Onderzoekers ontdekten dat de “Mona Lisa” (1503) bevat nog meer indrukwekkende raadsels in zijn samenstelling die nooit zijn geïdentificeerd.
Röntgen- en infraroodanalyses hebben aangetoond dat Leonardo da Vinci een zeldzame en onstabiele minerale component heeft gebruikt om de onderste laag van het iconische schilderij voor te bereiden.
Bekijk meer
ONGELOOFLIJK: Vrouw gaat bevallen, maar wist het niet...
Motoboy gebruikt een megafoon om klanten te bellen die niet opnemen en...
Het onderzoek mobiliseerde verschillende experts om gedetailleerd onderzoek te doen naar de technieken van de renaissanceschilder.
Daarom bestond het onderzoeksteam uit onderzoekers van het Louvre, het Centrum voor Onderzoek en Restauratie van de Musea van Frankrijk, de Europese Synchrotron Radiation Facility (ESRF) en het Paris Chemical Research Institute (CNRS) Engels).
Om de processen en verbindingen te begrijpen die worden gebruikt door da Vinci, vertaalden onderzoekers de recepten en manuscripten van de schilder.
“De door Leonardo gebruikte woorden verschillen sterk van de huidige terminologie en de verschillen tussen termen die in de schilderkunst en de scheikunde worden gebruikt”, zegt onderzoeker Marine Cotte. ESRF-verklaring.
Toch bevestigde het onderzoek twee van de belangrijkste kenmerken van de schilder: zijn interesse in innovatie en experiment.
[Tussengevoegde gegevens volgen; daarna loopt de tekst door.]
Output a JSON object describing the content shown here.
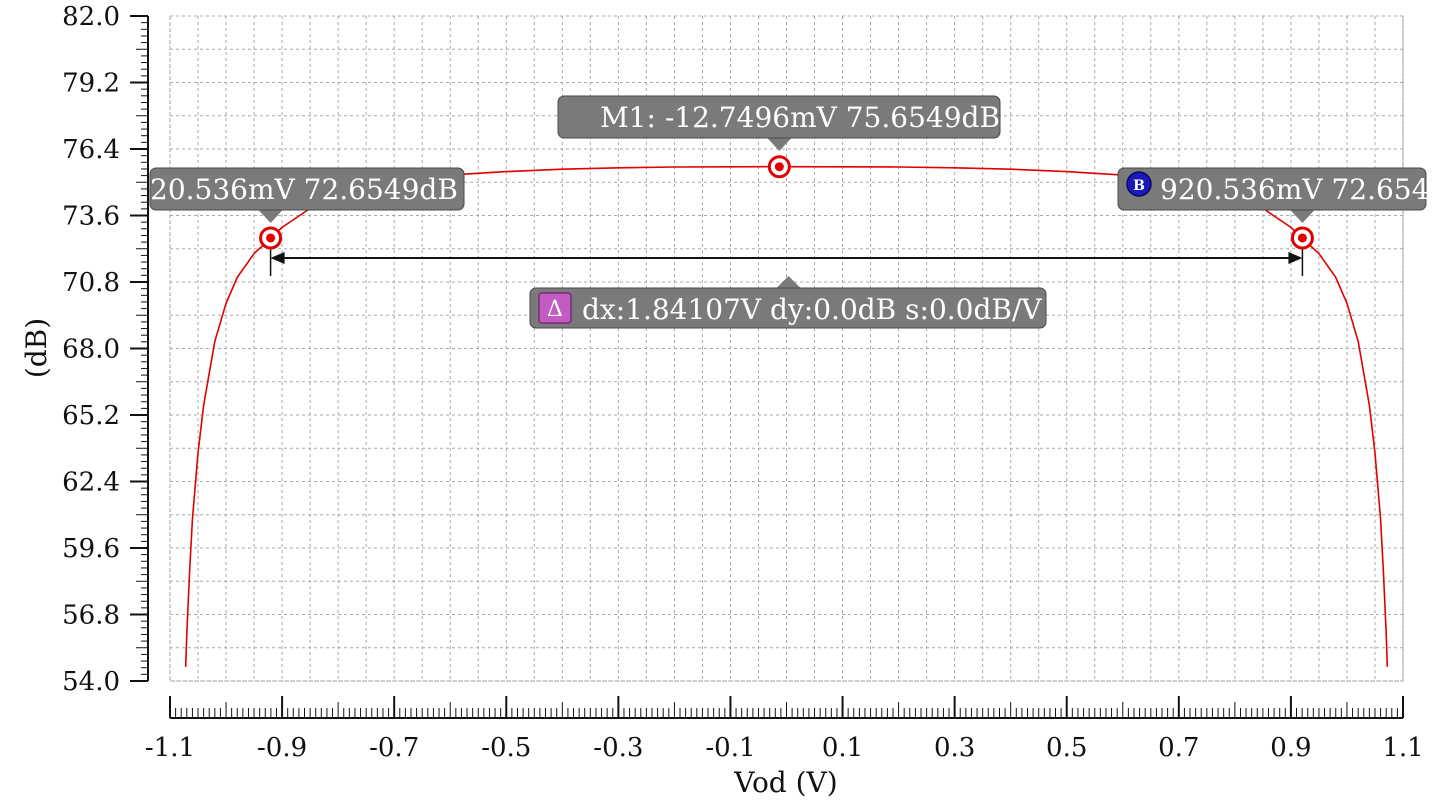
{
  "chart_data": {
    "type": "line",
    "xlabel": "Vod (V)",
    "ylabel": "(dB)",
    "xlim": [
      -1.1,
      1.1
    ],
    "ylim": [
      54.0,
      82.0
    ],
    "x_ticks": [
      "-1.1",
      "-0.9",
      "-0.7",
      "-0.5",
      "-0.3",
      "-0.1",
      "0.1",
      "0.3",
      "0.5",
      "0.7",
      "0.9",
      "1.1"
    ],
    "y_ticks": [
      "54.0",
      "56.8",
      "59.6",
      "62.4",
      "65.2",
      "68.0",
      "70.8",
      "73.6",
      "76.4",
      "79.2",
      "82.0"
    ],
    "grid": true,
    "line_color": "#e00000",
    "series": [
      {
        "x": [
          -1.072,
          -1.07,
          -1.065,
          -1.06,
          -1.05,
          -1.04,
          -1.02,
          -1.0,
          -0.98,
          -0.95,
          -0.92,
          -0.9,
          -0.85,
          -0.8,
          -0.7,
          -0.6,
          -0.5,
          -0.4,
          -0.3,
          -0.2,
          -0.1,
          -0.0127,
          0.1,
          0.2,
          0.3,
          0.4,
          0.5,
          0.6,
          0.7,
          0.8,
          0.85,
          0.9,
          0.92,
          0.95,
          0.98,
          1.0,
          1.02,
          1.04,
          1.05,
          1.06,
          1.065,
          1.07,
          1.072
        ],
        "y": [
          54.6,
          56.0,
          58.6,
          60.8,
          63.6,
          65.6,
          68.3,
          69.9,
          71.0,
          72.0,
          72.65,
          73.1,
          73.9,
          74.4,
          75.0,
          75.3,
          75.45,
          75.55,
          75.61,
          75.64,
          75.65,
          75.655,
          75.65,
          75.64,
          75.61,
          75.55,
          75.45,
          75.3,
          75.0,
          74.4,
          73.9,
          73.1,
          72.65,
          72.0,
          71.0,
          69.9,
          68.3,
          65.6,
          63.6,
          60.8,
          58.6,
          56.0,
          54.6
        ]
      }
    ],
    "markers": [
      {
        "id": "M1",
        "x": -0.0127496,
        "y": 75.6549,
        "label": "M1: -12.7496mV 75.6549dB"
      },
      {
        "id": "A",
        "x": -0.920536,
        "y": 72.6549,
        "label": "20.536mV 72.6549dB"
      },
      {
        "id": "B",
        "x": 0.920536,
        "y": 72.6549,
        "label": "920.536mV 72.654",
        "badge": "B"
      }
    ],
    "delta": {
      "badge": "Δ",
      "label": "dx:1.84107V dy:0.0dB s:0.0dB/V"
    }
  }
}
Wetenschappers vonden een minerale verbinding genaamd plumbonacrite, een mengsel van olie en loodoxide.
“Uit de onderzoeksresultaten blijkt dat hij experimenteerde met het voorbereiden van dikke, ondoorzichtige grondlagen”, legt Victor Gonzalez, een van de onderzoekers van het team, uit.
Naast het schilderij “Mona Lisa” is het minerale element ook aanwezig in het “Laatste Avondmaal” (1495), een ander beroemd werk van da Vinci.
(Afbeelding: Wikimedia Commons/Reproductie)
Om de componenten van het frame te identificeren, gebruikten wetenschappers röntgenmicrodiffractietechnieken, spectroscopie infrarood met micro-Fourier-transformatie en röntgendiffractie met hoge resolutie synchrotron.
Kortom, ze voerden een microscopische analyse uit van de lagen van het schilderij en identificeerden de minerale verbinding in de achtergrondlaag.
(Afbeelding: reproductie/internet)
A) Mona Lisa, van Leonardo da Vinci. B) Vergroting van het bemonsteringsgebied, waarbij de preparatielaag zichtbaar is. De exacte locatie van het monster wordt aangegeven door een rode pijl. W) Verfmonster voordat het in de hars wordt verwerkt. (Afbeelding: Gonzalez et al / Reproductie)
Een merkwaardig punt van de analyse is dat hetzelfde onderdeel al was geïdentificeerd in het schilderij ‘De Nachtwacht’ (1642), een werk van Rembrandt.
De twee schilders behoren echter tot verschillende artistieke perioden, wat wetenschappers verbaasd heeft over de manier waarop dit element in de schilderkunst werd gebruikt.
Ten slotte bood het resultaat nieuwe gegevens over de artistieke processen van de beroemde renaissanceschilder. Op dezelfde manier dienen de gegevens als een pad om de evolutie van de kunstenaar in de loop van de tijd te begrijpen.
Het volledige onderzoek naar het werk van Leonardo da Vinci en zijn experimenten werd in oktober gepubliceerd in het wetenschappelijke tijdschrift Tijdschrift van de American Chemical Society.